The current disruption has created genuine leverage — for organisations willing to use it. Funders are under pressure too. They're asking harder questions about efficiency and demonstrable impact. That pressure changes the conversation. A constrained funder wants fewer, deeper, better-evidenced relationships. Not a portfolio spread too thin to oversee. They want partners who can show strong governance, clean accounting, and impact visible on the ground. Years of results, project momentum, and local knowledge now become real headwinds in your favour — not just credentials on a slide.

 

The organisations that come through this period strongest won't necessarily be the ones with the most diversified income today. They'll be the ones with the clarity to have the hard conversation now, while funders are actively reassessing how they work. Wait too long, and the window closes!

 

What Belmont Fundraising advised

 

True to our style, the session was practical, not theoretical. Delegates left with a complete diagnostic tool, and a short, unglamorous list of next actions:

 

  1. Have the hard conversation now, not later. The right moment to renegotiate terms is exactly when both sides know the old terms are under strain.

  2. Adapt your narrative — address the elephant in the room. If you're still pitching the case you've always pitched, you're not listening. Funder priorities have shifted.
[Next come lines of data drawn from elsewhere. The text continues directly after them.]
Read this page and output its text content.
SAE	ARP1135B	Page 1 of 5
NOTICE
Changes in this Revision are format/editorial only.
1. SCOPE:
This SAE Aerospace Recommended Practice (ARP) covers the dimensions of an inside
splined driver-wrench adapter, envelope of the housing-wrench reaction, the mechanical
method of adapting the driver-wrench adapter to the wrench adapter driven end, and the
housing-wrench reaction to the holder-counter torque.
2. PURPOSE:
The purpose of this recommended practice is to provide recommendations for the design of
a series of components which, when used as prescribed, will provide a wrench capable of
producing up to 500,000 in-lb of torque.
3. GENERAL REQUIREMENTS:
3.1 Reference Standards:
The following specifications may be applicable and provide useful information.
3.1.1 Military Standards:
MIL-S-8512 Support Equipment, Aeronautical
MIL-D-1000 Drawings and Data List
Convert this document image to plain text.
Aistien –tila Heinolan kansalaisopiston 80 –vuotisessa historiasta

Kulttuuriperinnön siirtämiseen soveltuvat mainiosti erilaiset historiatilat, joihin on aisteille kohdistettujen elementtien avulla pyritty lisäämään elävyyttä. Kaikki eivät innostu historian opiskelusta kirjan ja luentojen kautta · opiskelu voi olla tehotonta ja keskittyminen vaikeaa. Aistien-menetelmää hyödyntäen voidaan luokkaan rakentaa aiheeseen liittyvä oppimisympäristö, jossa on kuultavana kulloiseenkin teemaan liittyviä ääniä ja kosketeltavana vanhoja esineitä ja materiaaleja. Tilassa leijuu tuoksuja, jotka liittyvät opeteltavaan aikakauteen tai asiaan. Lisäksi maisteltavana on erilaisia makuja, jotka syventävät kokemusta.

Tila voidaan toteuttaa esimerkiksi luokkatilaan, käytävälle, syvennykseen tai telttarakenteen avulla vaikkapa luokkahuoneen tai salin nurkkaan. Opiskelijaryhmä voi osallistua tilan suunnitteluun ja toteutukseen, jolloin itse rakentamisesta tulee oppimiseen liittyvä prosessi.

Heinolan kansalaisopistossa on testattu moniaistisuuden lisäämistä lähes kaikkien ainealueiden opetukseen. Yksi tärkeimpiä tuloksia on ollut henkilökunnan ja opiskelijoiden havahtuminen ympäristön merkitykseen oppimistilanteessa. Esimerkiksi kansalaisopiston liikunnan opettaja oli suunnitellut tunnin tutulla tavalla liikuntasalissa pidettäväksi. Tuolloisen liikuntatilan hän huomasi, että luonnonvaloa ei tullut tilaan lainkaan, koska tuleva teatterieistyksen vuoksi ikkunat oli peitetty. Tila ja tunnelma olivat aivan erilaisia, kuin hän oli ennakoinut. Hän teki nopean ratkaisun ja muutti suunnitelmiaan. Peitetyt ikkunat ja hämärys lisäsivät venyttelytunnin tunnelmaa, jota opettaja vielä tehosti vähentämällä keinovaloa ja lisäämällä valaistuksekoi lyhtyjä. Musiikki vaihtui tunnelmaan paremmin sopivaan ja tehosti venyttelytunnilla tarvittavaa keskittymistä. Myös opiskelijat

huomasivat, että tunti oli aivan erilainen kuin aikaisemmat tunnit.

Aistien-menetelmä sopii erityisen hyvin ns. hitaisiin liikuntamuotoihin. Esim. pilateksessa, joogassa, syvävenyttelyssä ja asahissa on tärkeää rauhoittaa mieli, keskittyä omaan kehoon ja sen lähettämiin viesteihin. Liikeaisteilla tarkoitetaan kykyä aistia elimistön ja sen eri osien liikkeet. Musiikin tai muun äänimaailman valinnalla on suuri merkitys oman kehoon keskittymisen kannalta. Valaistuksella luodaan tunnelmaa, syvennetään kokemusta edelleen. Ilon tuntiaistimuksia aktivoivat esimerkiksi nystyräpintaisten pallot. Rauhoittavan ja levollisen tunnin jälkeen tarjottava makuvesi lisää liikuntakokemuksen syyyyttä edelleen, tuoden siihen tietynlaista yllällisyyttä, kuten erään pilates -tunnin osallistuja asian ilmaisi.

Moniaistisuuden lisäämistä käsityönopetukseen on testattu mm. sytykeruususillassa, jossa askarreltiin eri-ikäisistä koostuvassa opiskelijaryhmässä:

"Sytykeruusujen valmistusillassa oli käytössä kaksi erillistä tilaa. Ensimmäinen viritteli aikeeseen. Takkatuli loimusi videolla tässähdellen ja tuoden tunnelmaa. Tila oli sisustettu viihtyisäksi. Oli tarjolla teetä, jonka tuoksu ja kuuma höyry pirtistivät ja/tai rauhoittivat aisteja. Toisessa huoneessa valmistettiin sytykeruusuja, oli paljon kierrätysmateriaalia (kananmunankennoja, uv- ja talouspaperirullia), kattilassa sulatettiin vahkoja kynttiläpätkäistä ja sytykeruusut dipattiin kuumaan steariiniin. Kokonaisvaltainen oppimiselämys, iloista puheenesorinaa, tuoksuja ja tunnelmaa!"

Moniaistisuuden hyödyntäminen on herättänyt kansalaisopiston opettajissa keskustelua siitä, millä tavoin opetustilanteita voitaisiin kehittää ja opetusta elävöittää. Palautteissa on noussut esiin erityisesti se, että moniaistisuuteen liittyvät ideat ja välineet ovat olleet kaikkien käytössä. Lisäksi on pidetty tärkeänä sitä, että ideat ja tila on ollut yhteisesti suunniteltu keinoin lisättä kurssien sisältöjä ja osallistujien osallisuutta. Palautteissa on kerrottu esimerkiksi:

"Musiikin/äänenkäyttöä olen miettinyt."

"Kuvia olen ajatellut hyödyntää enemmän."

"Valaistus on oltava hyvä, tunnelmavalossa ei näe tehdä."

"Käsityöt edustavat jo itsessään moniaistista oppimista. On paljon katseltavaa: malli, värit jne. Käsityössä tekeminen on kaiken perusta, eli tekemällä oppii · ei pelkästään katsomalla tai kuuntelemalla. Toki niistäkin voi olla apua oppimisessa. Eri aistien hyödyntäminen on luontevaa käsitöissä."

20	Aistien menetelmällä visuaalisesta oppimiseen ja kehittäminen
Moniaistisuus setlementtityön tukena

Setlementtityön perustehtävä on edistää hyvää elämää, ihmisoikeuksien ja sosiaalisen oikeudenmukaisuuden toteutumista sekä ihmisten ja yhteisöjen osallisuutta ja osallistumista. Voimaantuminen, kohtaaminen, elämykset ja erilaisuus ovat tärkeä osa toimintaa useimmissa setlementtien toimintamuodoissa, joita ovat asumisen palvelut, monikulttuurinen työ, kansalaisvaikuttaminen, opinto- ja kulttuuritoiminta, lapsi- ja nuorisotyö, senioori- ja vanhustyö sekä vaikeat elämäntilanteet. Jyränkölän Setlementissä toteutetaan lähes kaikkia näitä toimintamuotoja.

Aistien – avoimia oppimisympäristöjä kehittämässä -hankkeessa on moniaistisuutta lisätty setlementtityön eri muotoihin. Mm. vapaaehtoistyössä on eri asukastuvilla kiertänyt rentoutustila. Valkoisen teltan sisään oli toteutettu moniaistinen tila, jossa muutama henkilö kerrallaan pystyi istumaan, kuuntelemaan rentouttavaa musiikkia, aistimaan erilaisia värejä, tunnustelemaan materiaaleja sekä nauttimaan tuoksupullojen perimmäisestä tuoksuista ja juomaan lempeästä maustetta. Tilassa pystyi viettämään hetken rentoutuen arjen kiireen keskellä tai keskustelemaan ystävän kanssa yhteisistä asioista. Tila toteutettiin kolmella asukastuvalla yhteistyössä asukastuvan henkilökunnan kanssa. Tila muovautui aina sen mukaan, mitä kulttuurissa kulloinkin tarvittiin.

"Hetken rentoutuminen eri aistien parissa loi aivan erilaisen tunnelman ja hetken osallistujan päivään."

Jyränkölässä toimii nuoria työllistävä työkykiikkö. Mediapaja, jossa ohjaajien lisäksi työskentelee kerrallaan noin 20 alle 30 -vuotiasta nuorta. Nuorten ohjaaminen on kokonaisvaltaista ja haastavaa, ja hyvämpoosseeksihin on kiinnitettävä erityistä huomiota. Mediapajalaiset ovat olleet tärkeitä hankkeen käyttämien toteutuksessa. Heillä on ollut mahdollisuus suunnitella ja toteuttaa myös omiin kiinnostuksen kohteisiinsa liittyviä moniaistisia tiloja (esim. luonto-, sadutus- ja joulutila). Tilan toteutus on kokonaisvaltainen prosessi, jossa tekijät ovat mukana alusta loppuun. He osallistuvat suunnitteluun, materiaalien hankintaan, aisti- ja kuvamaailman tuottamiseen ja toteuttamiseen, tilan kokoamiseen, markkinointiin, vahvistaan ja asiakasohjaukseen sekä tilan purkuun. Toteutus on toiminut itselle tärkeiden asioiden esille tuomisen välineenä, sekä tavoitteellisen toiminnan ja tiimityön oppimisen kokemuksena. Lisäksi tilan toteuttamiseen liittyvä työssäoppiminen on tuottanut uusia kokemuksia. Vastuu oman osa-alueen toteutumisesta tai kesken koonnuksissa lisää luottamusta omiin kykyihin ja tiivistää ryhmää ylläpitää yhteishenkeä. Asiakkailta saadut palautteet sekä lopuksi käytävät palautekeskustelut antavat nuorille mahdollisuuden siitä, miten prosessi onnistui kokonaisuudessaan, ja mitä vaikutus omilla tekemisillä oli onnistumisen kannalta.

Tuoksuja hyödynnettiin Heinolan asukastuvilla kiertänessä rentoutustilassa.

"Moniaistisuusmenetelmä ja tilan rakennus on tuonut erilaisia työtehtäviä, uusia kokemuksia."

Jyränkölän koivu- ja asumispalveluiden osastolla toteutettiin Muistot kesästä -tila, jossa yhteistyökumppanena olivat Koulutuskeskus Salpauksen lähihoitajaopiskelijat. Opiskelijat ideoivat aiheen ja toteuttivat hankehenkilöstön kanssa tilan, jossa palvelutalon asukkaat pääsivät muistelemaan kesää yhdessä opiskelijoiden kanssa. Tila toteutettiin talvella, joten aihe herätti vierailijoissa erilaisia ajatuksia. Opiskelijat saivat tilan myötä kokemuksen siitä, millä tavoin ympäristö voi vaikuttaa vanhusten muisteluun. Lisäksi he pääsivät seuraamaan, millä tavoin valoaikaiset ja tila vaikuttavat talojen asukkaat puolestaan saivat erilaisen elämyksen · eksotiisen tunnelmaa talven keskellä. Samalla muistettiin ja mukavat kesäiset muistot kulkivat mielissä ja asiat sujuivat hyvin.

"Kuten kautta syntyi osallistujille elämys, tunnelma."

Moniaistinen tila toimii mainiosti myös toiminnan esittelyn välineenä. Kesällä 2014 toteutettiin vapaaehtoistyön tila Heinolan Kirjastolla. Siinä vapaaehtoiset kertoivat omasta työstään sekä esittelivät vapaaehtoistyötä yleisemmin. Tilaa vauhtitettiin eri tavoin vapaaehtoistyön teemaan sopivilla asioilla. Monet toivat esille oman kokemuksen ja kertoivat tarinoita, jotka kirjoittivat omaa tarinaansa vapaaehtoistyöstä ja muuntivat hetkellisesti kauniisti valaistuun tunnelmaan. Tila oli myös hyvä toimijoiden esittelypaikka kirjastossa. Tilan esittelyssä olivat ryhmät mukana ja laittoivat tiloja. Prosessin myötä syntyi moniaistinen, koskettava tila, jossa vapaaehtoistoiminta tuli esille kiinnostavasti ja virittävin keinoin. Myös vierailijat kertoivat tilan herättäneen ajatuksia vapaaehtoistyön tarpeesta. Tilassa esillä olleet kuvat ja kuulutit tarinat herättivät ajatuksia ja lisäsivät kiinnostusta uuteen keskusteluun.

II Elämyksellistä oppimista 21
Has your narrative?

  3. Make the hard decisions now. Stop spending time on prospects who don't share your vision or model. A scattergun approach isn't a strategy. It's the absence of one. Hone in on two to three funders who are realistic and aligned. Move on from the rest.

  4. Invest real time in your narrative, for each funder. Give it the same rigour as a financial model. Refine the case for why your institution deserves sustained investment — not just project funding.

  5. Sit down, director to director. An RFP is not a relationship. The conversations that shift funding trajectories happen between people. Sometimes that means being honest about the fragility in your own funding model, instead of presenting a polished façade.

  6. Give funders the evidence, and give them time. Show your impact, your local knowledge, your governance. Let funders arrive at the conclusion themselves: this institution merits sustained, less restricted capital. Then don't rush them.

  7. Lean into the moment. Use the confidence in the room at EAPC. Notice what peer organisations are doing. Notice what funders are signalling they want — efficiency, demonstrable impact, real collaboration. Position accordingly.

 

The conversations that mattered most happened off the agenda

 

Some of the best moments of EAPC didn't happen on stage. They happened in the corridors. Over coffee. At dinner. Delegates comparing notes on what's actually working. Peers being honest about what isn't. That energy is hard to manufacture. Thank you to the EAPC team for creating this environment.

 

Belmont Fundraising is not a ‘silver bullet’ solution to all of your funding needs. No one is. What we do offer however, is practical guidance. We help organisations focus on what they can control, prioritise the relationships that matter most, and adapt with confidence to a changed environment. That is the work, and while unglamorous, is exactly what this moment calls for.